Threats were shouted back and forth. One of the slave catchers began to demand that people in the crowd give him their names. They were proud to tell him and even told him the correct spelling. Each name was written down in a little book. Finally, the deputy sheriff, swayed by the crowd’s opinion, decided he should arrest the men from Kentucky instead. Marshall townspeople hid the Crosswhites in the attic of George Ingersoll’s mill. By the time the slave catchers could post bond and get out of jail, Isaac Jacobs, the hostler at the Marshall House, had hired a covered wagon and driven the Crosswhites to Jackson where they boarded a train to Detroit and then crossed over into Canada.[11]
Next the Giltners went to the federal court in Detroit. They sued the crowd from Marshall for damages in what is known in federal records as the Giltner v. Gorham case. Since Giltner had many of the names of members of the crowd it was easy to decide whom to sue. The Giltner v Gorham case resulted in two trials in federal court in Detroit, the first trial ending in a hung jury. At the conclusion of the second trial, the sole remaining defendant in the case, local banker Charles T. Gorham, was ordered to pay the value of the slaves plus court costs.[13] To curry political favor, Detroit entrepreneur Zachariah Chandler supposedly stepped in to pay these costs on Gorham’s behalf. [14]

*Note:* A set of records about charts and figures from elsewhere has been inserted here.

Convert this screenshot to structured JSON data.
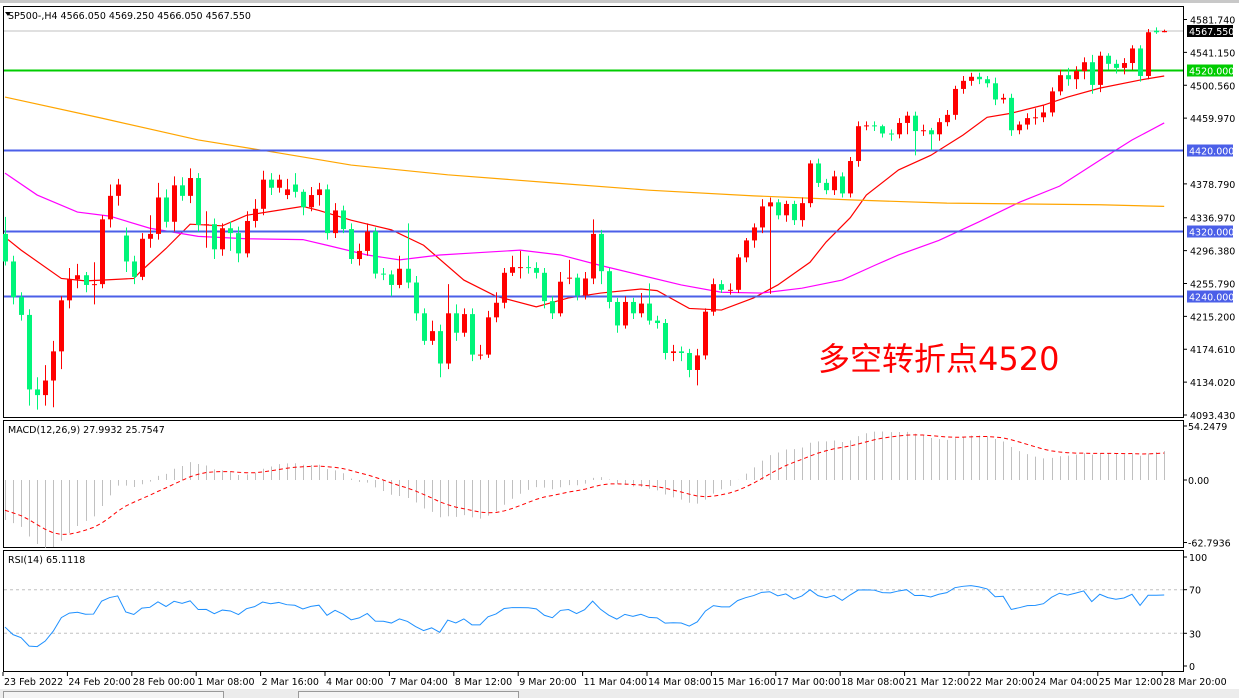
{
  "header": {
    "symbol_line": "SP500-,H4  4566.050 4569.250 4566.050 4567.550"
  },
  "annotation": {
    "text": "多空转折点4520",
    "color": "#ff0000"
  },
  "price_axis": {
    "labels": [
      "4581.740",
      "4541.150",
      "4500.560",
      "4459.970",
      "4378.790",
      "4336.970",
      "4296.380",
      "4255.790",
      "4215.200",
      "4174.610",
      "4134.020",
      "4093.430"
    ],
    "values": [
      4581.74,
      4541.15,
      4500.56,
      4459.97,
      4378.79,
      4336.97,
      4296.38,
      4255.79,
      4215.2,
      4174.61,
      4134.02,
      4093.43
    ]
  },
  "current_price": {
    "label": "4567.550",
    "value": 4567.55
  },
  "levels": [
    {
      "label": "4520.000",
      "value": 4520,
      "color": "#00cc00"
    },
    {
      "label": "4420.000",
      "value": 4420,
      "color": "#4b5fe8"
    },
    {
      "label": "4320.000",
      "value": 4320,
      "color": "#4b5fe8"
    },
    {
      "label": "4240.000",
      "value": 4240,
      "color": "#4b5fe8"
    }
  ],
  "time_axis": {
    "labels": [
      "23 Feb 2022",
      "24 Feb 20:00",
      "28 Feb 00:00",
      "1 Mar 08:00",
      "2 Mar 16:00",
      "4 Mar 00:00",
      "7 Mar 04:00",
      "8 Mar 12:00",
      "9 Mar 20:00",
      "11 Mar 04:00",
      "14 Mar 08:00",
      "15 Mar 16:00",
      "17 Mar 00:00",
      "18 Mar 08:00",
      "21 Mar 12:00",
      "22 Mar 20:00",
      "24 Mar 04:00",
      "25 Mar 12:00",
      "28 Mar 20:00"
    ],
    "bar_step": 8
  },
  "macd": {
    "label": "MACD(12,26,9) 27.9932 25.7547",
    "axis_labels": [
      "54.2479",
      "0.00",
      "-62.7936"
    ],
    "ylim": [
      -62.7936,
      54.2479
    ],
    "hist_color": "#c0c0c0",
    "signal_color": "#ff0000"
  },
  "rsi": {
    "label": "RSI(14) 65.1118",
    "axis_labels": [
      "100",
      "70",
      "30",
      "0"
    ],
    "levels": [
      70,
      30
    ],
    "color": "#1e90ff"
  },
  "chart_data": {
    "type": "candlestick",
    "symbol": "SP500-",
    "timeframe": "H4",
    "ylim": [
      4093.43,
      4581.74
    ],
    "up_color": "#ff0000",
    "down_color": "#00f57a",
    "candles": [
      [
        4317,
        4338,
        4278,
        4283
      ],
      [
        4283,
        4290,
        4230,
        4239
      ],
      [
        4239,
        4245,
        4210,
        4217
      ],
      [
        4217,
        4224,
        4105,
        4125
      ],
      [
        4125,
        4140,
        4100,
        4118
      ],
      [
        4118,
        4155,
        4105,
        4136
      ],
      [
        4136,
        4185,
        4103,
        4172
      ],
      [
        4172,
        4240,
        4150,
        4235
      ],
      [
        4235,
        4275,
        4225,
        4261
      ],
      [
        4261,
        4280,
        4250,
        4266
      ],
      [
        4266,
        4270,
        4245,
        4254
      ],
      [
        4254,
        4282,
        4230,
        4255
      ],
      [
        4255,
        4340,
        4250,
        4335
      ],
      [
        4335,
        4378,
        4325,
        4364
      ],
      [
        4364,
        4385,
        4352,
        4378
      ],
      [
        4315,
        4325,
        4270,
        4283
      ],
      [
        4283,
        4290,
        4255,
        4264
      ],
      [
        4264,
        4318,
        4260,
        4311
      ],
      [
        4311,
        4340,
        4300,
        4317
      ],
      [
        4317,
        4380,
        4310,
        4362
      ],
      [
        4362,
        4372,
        4325,
        4332
      ],
      [
        4332,
        4388,
        4320,
        4377
      ],
      [
        4377,
        4387,
        4358,
        4364
      ],
      [
        4364,
        4398,
        4355,
        4386
      ],
      [
        4386,
        4392,
        4320,
        4328
      ],
      [
        4329,
        4345,
        4300,
        4329
      ],
      [
        4329,
        4336,
        4286,
        4298
      ],
      [
        4298,
        4330,
        4290,
        4324
      ],
      [
        4324,
        4332,
        4296,
        4318
      ],
      [
        4318,
        4326,
        4282,
        4293
      ],
      [
        4293,
        4345,
        4288,
        4333
      ],
      [
        4333,
        4360,
        4325,
        4348
      ],
      [
        4348,
        4395,
        4340,
        4384
      ],
      [
        4384,
        4392,
        4365,
        4374
      ],
      [
        4374,
        4390,
        4368,
        4384
      ],
      [
        4365,
        4385,
        4360,
        4372
      ],
      [
        4378,
        4392,
        4362,
        4369
      ],
      [
        4369,
        4372,
        4340,
        4350
      ],
      [
        4350,
        4375,
        4345,
        4365
      ],
      [
        4365,
        4380,
        4352,
        4372
      ],
      [
        4372,
        4378,
        4310,
        4318
      ],
      [
        4318,
        4355,
        4312,
        4346
      ],
      [
        4346,
        4352,
        4318,
        4323
      ],
      [
        4323,
        4330,
        4280,
        4286
      ],
      [
        4286,
        4305,
        4278,
        4296
      ],
      [
        4296,
        4330,
        4290,
        4320
      ],
      [
        4320,
        4325,
        4262,
        4268
      ],
      [
        4268,
        4275,
        4260,
        4267
      ],
      [
        4267,
        4272,
        4240,
        4254
      ],
      [
        4254,
        4290,
        4250,
        4274
      ],
      [
        4274,
        4330,
        4250,
        4257
      ],
      [
        4257,
        4265,
        4210,
        4219
      ],
      [
        4219,
        4225,
        4180,
        4185
      ],
      [
        4185,
        4210,
        4180,
        4197
      ],
      [
        4197,
        4205,
        4140,
        4157
      ],
      [
        4157,
        4255,
        4150,
        4219
      ],
      [
        4219,
        4230,
        4185,
        4195
      ],
      [
        4195,
        4225,
        4190,
        4218
      ],
      [
        4218,
        4225,
        4160,
        4168
      ],
      [
        4168,
        4180,
        4162,
        4168
      ],
      [
        4168,
        4222,
        4164,
        4214
      ],
      [
        4214,
        4245,
        4208,
        4232
      ],
      [
        4232,
        4275,
        4225,
        4269
      ],
      [
        4269,
        4290,
        4265,
        4276
      ],
      [
        4276,
        4296,
        4262,
        4276
      ],
      [
        4276,
        4290,
        4268,
        4275
      ],
      [
        4275,
        4282,
        4262,
        4269
      ],
      [
        4269,
        4275,
        4225,
        4234
      ],
      [
        4234,
        4240,
        4212,
        4219
      ],
      [
        4219,
        4270,
        4215,
        4258
      ],
      [
        4263,
        4285,
        4255,
        4263
      ],
      [
        4263,
        4268,
        4235,
        4241
      ],
      [
        4241,
        4270,
        4236,
        4262
      ],
      [
        4262,
        4335,
        4255,
        4317
      ],
      [
        4317,
        4322,
        4255,
        4271
      ],
      [
        4271,
        4275,
        4225,
        4233
      ],
      [
        4233,
        4238,
        4195,
        4204
      ],
      [
        4204,
        4240,
        4200,
        4233
      ],
      [
        4233,
        4238,
        4212,
        4219
      ],
      [
        4219,
        4244,
        4214,
        4231
      ],
      [
        4231,
        4256,
        4205,
        4210
      ],
      [
        4210,
        4216,
        4200,
        4207
      ],
      [
        4207,
        4212,
        4162,
        4170
      ],
      [
        4170,
        4180,
        4160,
        4172
      ],
      [
        4172,
        4178,
        4160,
        4170
      ],
      [
        4170,
        4175,
        4140,
        4149
      ],
      [
        4149,
        4175,
        4130,
        4167
      ],
      [
        4167,
        4225,
        4162,
        4221
      ],
      [
        4221,
        4262,
        4216,
        4255
      ],
      [
        4255,
        4260,
        4244,
        4248
      ],
      [
        4248,
        4256,
        4242,
        4248
      ],
      [
        4248,
        4292,
        4244,
        4288
      ],
      [
        4288,
        4312,
        4282,
        4309
      ],
      [
        4309,
        4330,
        4300,
        4325
      ],
      [
        4325,
        4360,
        4318,
        4351
      ],
      [
        4351,
        4362,
        4243,
        4356
      ],
      [
        4356,
        4360,
        4335,
        4340
      ],
      [
        4340,
        4358,
        4332,
        4354
      ],
      [
        4354,
        4358,
        4328,
        4334
      ],
      [
        4334,
        4362,
        4326,
        4355
      ],
      [
        4355,
        4408,
        4350,
        4404
      ],
      [
        4404,
        4410,
        4375,
        4380
      ],
      [
        4380,
        4385,
        4366,
        4371
      ],
      [
        4371,
        4395,
        4365,
        4388
      ],
      [
        4388,
        4393,
        4362,
        4367
      ],
      [
        4367,
        4412,
        4362,
        4407
      ],
      [
        4407,
        4456,
        4400,
        4450
      ],
      [
        4450,
        4456,
        4445,
        4451
      ],
      [
        4451,
        4456,
        4444,
        4450
      ],
      [
        4450,
        4452,
        4436,
        4441
      ],
      [
        4441,
        4446,
        4432,
        4440
      ],
      [
        4440,
        4460,
        4435,
        4454
      ],
      [
        4454,
        4468,
        4440,
        4463
      ],
      [
        4463,
        4468,
        4414,
        4444
      ],
      [
        4444,
        4452,
        4438,
        4445
      ],
      [
        4445,
        4448,
        4420,
        4440
      ],
      [
        4440,
        4460,
        4432,
        4455
      ],
      [
        4455,
        4470,
        4450,
        4464
      ],
      [
        4464,
        4500,
        4458,
        4496
      ],
      [
        4496,
        4512,
        4490,
        4506
      ],
      [
        4506,
        4516,
        4500,
        4511
      ],
      [
        4511,
        4516,
        4502,
        4508
      ],
      [
        4508,
        4512,
        4498,
        4503
      ],
      [
        4503,
        4510,
        4476,
        4483
      ],
      [
        4483,
        4490,
        4478,
        4485
      ],
      [
        4485,
        4490,
        4438,
        4445
      ],
      [
        4445,
        4456,
        4440,
        4452
      ],
      [
        4452,
        4466,
        4446,
        4460
      ],
      [
        4460,
        4472,
        4452,
        4461
      ],
      [
        4461,
        4476,
        4455,
        4467
      ],
      [
        4467,
        4498,
        4462,
        4493
      ],
      [
        4493,
        4520,
        4488,
        4513
      ],
      [
        4513,
        4522,
        4500,
        4508
      ],
      [
        4508,
        4524,
        4496,
        4518
      ],
      [
        4518,
        4535,
        4508,
        4529
      ],
      [
        4529,
        4538,
        4490,
        4501
      ],
      [
        4501,
        4542,
        4492,
        4537
      ],
      [
        4537,
        4540,
        4520,
        4527
      ],
      [
        4527,
        4532,
        4515,
        4522
      ],
      [
        4522,
        4534,
        4514,
        4528
      ],
      [
        4528,
        4550,
        4520,
        4546
      ],
      [
        4546,
        4550,
        4505,
        4512
      ],
      [
        4512,
        4570,
        4508,
        4566
      ],
      [
        4568,
        4572,
        4564,
        4566
      ],
      [
        4566.05,
        4569.25,
        4566.05,
        4567.55
      ]
    ],
    "ma_lines": [
      {
        "color": "#ff0000",
        "points": [
          [
            0,
            4313
          ],
          [
            2,
            4297
          ],
          [
            7,
            4262
          ],
          [
            10,
            4259
          ],
          [
            12,
            4260
          ],
          [
            16,
            4262
          ],
          [
            17,
            4272
          ],
          [
            20,
            4299
          ],
          [
            23,
            4329
          ],
          [
            27,
            4327
          ],
          [
            30,
            4340
          ],
          [
            37,
            4351
          ],
          [
            39,
            4346
          ],
          [
            43,
            4334
          ],
          [
            48,
            4322
          ],
          [
            52,
            4303
          ],
          [
            57,
            4260
          ],
          [
            61,
            4240
          ],
          [
            66,
            4227
          ],
          [
            70,
            4238
          ],
          [
            74,
            4244
          ],
          [
            79,
            4249
          ],
          [
            81,
            4247
          ],
          [
            85,
            4225
          ],
          [
            89,
            4223
          ],
          [
            93,
            4238
          ],
          [
            96,
            4254
          ],
          [
            100,
            4282
          ],
          [
            102,
            4307
          ],
          [
            105,
            4337
          ],
          [
            107,
            4365
          ],
          [
            111,
            4396
          ],
          [
            115,
            4414
          ],
          [
            119,
            4439
          ],
          [
            122,
            4461
          ],
          [
            125,
            4466
          ],
          [
            129,
            4476
          ],
          [
            132,
            4486
          ],
          [
            136,
            4497
          ],
          [
            141,
            4507
          ],
          [
            144,
            4512
          ]
        ]
      },
      {
        "color": "#ff00ff",
        "points": [
          [
            0,
            4392
          ],
          [
            4,
            4365
          ],
          [
            9,
            4344
          ],
          [
            13,
            4339
          ],
          [
            18,
            4324
          ],
          [
            24,
            4314
          ],
          [
            30,
            4311
          ],
          [
            37,
            4310
          ],
          [
            40,
            4303
          ],
          [
            45,
            4291
          ],
          [
            49,
            4285
          ],
          [
            54,
            4291
          ],
          [
            59,
            4294
          ],
          [
            64,
            4297
          ],
          [
            69,
            4291
          ],
          [
            74,
            4278
          ],
          [
            79,
            4266
          ],
          [
            84,
            4254
          ],
          [
            89,
            4245
          ],
          [
            94,
            4244
          ],
          [
            99,
            4250
          ],
          [
            104,
            4260
          ],
          [
            108,
            4278
          ],
          [
            111,
            4291
          ],
          [
            116,
            4309
          ],
          [
            121,
            4332
          ],
          [
            126,
            4356
          ],
          [
            131,
            4376
          ],
          [
            136,
            4408
          ],
          [
            140,
            4433
          ],
          [
            144,
            4454
          ]
        ]
      },
      {
        "color": "#ffa500",
        "points": [
          [
            0,
            4486
          ],
          [
            12,
            4460
          ],
          [
            24,
            4433
          ],
          [
            34,
            4417
          ],
          [
            43,
            4402
          ],
          [
            55,
            4390
          ],
          [
            68,
            4380
          ],
          [
            80,
            4371
          ],
          [
            93,
            4364
          ],
          [
            105,
            4359
          ],
          [
            117,
            4355
          ],
          [
            136,
            4353
          ],
          [
            144,
            4351
          ]
        ]
      }
    ]
  }
}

Because of the Crosswhite Affair and many others like it, Sen. Henry Clay from Kentucky pushed a new law through Congress in 1850 known as the Fugitive Slave Law, which made it very risky for anyone to help an escaped slave.[15]
The Crosswhite family returned to Marshall after the Civil War. Adam Crosswhite is buried in Oakridge Cemetery in Marshall.[11]
There’s some Critical Race Theory to go with your cornflakes.
I realize this has been a rambling go-nowhere post, so let me end it with a random question: What author, living or dead, would be the most likely candidate to write a short story entitled “The Last K-Mart in Michigan.” I mean that title by itself brings me down faster than Tonight’s the Night at 2 AM.